At least four people have been killed in an explosion that rocked a mosque near Quetta, the provincial capital of Pakistan’s restive province of Balochistan.
Police said the blast took place at a mosque located 25 km from Quetta on Friday, killing four people, including the imam of the mosque.
“The blast was carried out through a timed device that was planted under the wooden chair of the prayer leader,” Quetta’s chief of police, Abdul Razzaq Chmeea, said.
Shafqat Janjua, a police official, told Reuters that the death toll could rise as some of the victims were seriously injured.
No group has yet claimed responsibility for the explosion.
Thousands of Pakistanis have lost their lives in bombings and other militant attacks since 2001, when Pakistan entered into an alliance with the United States in Washington’s so-called war on terror. Thousands more have been displaced by the wave of violence sweeping the country.

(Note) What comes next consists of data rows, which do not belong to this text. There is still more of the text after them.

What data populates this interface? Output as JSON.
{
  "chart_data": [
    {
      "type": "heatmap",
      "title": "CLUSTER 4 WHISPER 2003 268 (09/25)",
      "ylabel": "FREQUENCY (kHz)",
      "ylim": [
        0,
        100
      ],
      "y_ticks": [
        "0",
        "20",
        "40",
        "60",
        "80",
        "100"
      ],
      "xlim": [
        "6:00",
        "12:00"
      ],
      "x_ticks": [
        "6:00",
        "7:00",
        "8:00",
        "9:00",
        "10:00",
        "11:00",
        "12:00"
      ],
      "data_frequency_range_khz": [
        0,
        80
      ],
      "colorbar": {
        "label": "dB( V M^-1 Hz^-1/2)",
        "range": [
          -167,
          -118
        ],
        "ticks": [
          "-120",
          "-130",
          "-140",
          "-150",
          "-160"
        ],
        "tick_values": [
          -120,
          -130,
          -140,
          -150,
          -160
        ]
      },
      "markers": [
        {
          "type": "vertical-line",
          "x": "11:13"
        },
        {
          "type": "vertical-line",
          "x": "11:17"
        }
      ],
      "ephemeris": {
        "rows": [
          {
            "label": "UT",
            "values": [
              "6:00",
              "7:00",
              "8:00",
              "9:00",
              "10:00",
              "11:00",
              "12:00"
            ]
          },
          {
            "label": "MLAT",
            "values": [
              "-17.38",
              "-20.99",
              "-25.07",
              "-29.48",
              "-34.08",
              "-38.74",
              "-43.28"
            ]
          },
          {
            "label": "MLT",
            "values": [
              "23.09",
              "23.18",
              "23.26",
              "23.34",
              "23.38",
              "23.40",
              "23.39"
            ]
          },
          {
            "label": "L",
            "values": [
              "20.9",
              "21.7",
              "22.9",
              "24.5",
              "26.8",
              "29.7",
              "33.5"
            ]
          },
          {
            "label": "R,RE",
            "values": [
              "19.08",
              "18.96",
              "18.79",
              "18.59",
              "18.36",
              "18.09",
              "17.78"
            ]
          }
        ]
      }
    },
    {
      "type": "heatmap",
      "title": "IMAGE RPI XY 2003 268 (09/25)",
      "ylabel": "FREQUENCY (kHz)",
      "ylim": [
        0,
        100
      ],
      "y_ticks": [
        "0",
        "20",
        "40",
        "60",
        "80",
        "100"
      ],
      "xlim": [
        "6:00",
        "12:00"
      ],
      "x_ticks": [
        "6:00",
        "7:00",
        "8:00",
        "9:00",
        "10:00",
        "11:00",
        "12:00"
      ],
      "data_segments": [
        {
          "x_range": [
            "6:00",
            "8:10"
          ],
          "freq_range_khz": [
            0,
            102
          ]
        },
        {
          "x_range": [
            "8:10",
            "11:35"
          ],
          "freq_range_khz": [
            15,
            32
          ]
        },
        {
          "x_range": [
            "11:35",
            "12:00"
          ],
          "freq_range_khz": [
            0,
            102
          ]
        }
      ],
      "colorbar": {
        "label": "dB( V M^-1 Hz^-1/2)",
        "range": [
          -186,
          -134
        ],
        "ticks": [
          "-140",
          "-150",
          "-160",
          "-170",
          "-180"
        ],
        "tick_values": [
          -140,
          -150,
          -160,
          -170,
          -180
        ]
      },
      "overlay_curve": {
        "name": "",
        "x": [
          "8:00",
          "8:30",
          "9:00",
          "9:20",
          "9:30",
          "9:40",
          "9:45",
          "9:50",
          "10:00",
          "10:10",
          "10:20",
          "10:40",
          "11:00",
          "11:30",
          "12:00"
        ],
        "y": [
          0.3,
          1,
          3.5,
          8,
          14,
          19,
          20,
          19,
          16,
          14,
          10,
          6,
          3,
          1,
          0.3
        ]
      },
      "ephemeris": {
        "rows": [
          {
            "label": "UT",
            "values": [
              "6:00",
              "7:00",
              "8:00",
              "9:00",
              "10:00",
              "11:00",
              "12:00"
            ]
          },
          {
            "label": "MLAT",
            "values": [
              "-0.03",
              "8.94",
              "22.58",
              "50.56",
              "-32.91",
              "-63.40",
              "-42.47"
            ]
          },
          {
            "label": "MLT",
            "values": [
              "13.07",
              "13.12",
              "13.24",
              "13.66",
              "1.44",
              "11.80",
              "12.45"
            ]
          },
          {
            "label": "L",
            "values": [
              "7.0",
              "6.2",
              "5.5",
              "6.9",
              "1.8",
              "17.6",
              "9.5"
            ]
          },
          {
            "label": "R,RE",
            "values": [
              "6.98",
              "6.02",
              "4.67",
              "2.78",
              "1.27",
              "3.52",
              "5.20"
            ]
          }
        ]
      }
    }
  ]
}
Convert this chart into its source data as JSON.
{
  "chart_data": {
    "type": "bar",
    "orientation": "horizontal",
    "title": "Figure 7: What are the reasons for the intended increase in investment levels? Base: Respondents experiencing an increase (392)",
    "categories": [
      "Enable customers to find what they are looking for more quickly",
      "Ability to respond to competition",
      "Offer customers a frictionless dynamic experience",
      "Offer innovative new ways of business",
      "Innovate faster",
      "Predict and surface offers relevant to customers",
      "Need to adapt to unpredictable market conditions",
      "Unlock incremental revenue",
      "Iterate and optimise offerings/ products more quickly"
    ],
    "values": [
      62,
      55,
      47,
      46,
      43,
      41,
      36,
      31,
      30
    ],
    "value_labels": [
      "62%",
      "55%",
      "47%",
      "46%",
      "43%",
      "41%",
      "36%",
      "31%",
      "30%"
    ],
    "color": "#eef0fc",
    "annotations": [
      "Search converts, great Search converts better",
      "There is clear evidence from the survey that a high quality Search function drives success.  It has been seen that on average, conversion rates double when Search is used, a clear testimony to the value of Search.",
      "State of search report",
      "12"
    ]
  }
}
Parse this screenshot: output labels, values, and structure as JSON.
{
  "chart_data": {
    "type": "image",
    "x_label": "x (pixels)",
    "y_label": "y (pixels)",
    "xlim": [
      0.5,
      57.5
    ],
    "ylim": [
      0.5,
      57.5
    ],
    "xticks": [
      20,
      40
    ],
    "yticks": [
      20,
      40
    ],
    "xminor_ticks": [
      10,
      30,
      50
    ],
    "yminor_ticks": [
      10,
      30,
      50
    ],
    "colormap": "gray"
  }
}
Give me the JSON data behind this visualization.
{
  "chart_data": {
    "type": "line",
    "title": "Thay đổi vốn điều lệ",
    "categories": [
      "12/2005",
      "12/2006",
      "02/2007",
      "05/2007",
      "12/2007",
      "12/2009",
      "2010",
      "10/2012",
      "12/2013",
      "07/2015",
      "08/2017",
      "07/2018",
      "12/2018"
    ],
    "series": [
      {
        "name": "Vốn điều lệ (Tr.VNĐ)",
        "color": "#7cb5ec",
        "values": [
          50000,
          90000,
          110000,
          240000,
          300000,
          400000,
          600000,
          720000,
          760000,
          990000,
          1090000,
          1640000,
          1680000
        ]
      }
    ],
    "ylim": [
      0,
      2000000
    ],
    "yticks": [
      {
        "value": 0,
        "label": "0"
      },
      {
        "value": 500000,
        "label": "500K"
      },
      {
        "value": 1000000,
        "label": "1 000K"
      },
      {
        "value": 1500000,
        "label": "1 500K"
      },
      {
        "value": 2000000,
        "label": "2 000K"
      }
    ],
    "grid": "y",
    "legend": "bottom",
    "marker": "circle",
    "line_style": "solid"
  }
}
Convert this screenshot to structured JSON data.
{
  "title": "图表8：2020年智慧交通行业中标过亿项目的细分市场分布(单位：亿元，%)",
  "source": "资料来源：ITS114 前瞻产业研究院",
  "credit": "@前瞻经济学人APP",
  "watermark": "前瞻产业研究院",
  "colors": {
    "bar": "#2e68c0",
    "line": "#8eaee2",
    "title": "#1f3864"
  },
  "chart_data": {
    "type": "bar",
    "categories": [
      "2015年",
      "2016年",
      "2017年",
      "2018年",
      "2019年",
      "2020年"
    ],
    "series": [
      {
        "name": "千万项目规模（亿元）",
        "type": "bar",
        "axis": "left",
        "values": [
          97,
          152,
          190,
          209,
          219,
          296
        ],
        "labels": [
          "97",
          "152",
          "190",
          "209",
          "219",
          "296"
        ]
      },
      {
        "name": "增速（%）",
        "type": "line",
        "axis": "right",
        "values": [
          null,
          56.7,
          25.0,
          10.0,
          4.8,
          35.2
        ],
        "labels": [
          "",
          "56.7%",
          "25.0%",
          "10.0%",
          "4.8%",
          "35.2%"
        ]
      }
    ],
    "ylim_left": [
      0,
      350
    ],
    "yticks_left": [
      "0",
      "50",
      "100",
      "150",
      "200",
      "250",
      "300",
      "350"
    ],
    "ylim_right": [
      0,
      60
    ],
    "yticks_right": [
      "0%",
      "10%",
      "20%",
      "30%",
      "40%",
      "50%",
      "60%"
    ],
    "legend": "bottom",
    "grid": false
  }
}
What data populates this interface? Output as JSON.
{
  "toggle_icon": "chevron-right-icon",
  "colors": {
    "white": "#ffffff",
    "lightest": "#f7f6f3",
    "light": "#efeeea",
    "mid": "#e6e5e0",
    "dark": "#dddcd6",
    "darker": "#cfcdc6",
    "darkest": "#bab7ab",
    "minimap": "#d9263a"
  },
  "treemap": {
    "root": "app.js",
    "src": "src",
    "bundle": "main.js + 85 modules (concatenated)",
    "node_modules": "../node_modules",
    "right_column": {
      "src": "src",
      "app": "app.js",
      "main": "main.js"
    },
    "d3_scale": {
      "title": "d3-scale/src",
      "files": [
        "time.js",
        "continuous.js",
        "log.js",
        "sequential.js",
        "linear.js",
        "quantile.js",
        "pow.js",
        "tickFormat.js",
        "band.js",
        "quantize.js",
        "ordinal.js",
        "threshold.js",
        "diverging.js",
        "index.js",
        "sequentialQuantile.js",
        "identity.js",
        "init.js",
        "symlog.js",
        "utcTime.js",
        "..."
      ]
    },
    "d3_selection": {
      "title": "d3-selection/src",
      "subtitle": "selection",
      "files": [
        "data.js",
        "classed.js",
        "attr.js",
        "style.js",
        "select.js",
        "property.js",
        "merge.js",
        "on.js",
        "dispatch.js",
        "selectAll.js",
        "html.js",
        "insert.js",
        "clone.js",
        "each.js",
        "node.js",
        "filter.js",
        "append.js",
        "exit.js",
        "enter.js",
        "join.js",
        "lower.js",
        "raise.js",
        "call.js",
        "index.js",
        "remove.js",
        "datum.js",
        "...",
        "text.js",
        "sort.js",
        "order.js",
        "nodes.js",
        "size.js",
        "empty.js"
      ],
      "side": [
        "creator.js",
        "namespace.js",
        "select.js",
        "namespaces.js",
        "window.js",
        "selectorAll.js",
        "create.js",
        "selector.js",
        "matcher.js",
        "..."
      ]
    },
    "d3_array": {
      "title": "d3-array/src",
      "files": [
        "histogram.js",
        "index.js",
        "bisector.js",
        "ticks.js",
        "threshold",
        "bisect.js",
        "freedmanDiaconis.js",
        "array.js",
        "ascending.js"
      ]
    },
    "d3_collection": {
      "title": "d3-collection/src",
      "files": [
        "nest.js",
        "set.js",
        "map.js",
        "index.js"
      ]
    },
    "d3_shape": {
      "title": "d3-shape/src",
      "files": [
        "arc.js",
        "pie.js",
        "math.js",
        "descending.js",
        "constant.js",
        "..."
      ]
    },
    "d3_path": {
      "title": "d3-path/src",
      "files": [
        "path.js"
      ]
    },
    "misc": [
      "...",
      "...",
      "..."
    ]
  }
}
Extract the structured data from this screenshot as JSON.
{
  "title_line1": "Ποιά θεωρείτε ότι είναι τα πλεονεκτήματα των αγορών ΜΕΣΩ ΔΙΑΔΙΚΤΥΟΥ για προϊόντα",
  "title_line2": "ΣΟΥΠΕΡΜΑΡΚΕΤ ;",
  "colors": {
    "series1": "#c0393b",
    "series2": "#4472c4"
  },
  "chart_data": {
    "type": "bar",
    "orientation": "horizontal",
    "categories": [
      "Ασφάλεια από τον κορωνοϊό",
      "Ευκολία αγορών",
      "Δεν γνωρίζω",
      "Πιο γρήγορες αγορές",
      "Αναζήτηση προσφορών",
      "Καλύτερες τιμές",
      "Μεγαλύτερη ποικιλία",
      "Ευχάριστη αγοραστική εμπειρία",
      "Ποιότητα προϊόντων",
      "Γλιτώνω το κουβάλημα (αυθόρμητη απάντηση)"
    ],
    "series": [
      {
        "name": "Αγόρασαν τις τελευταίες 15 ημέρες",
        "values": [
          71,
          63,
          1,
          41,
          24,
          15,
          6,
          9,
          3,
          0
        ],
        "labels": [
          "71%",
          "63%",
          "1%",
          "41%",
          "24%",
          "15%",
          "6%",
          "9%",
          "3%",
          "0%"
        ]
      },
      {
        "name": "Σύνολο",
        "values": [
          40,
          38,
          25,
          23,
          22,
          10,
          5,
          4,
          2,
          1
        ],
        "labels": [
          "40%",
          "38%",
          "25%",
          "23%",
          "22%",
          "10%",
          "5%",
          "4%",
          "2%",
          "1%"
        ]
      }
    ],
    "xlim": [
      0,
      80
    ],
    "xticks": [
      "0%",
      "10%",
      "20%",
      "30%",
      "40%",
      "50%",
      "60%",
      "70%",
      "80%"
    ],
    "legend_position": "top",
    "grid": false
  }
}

Pakistan’s restive and mineral-rich Balochistan Province in particular is rife with separatist, extremist, and sectarian violence and has been the scene of several bomb and gun attacks over the past years.
On July 30, a blast near a police station in Quetta left 32 people dead or wounded.
Balochistan is the focus of numerous projects in the 57-billion-dollar China-Pakistan Economic Corridor, a transport and energy route planned to link western China to Pakistan’s southern deepwater port of Gwadar.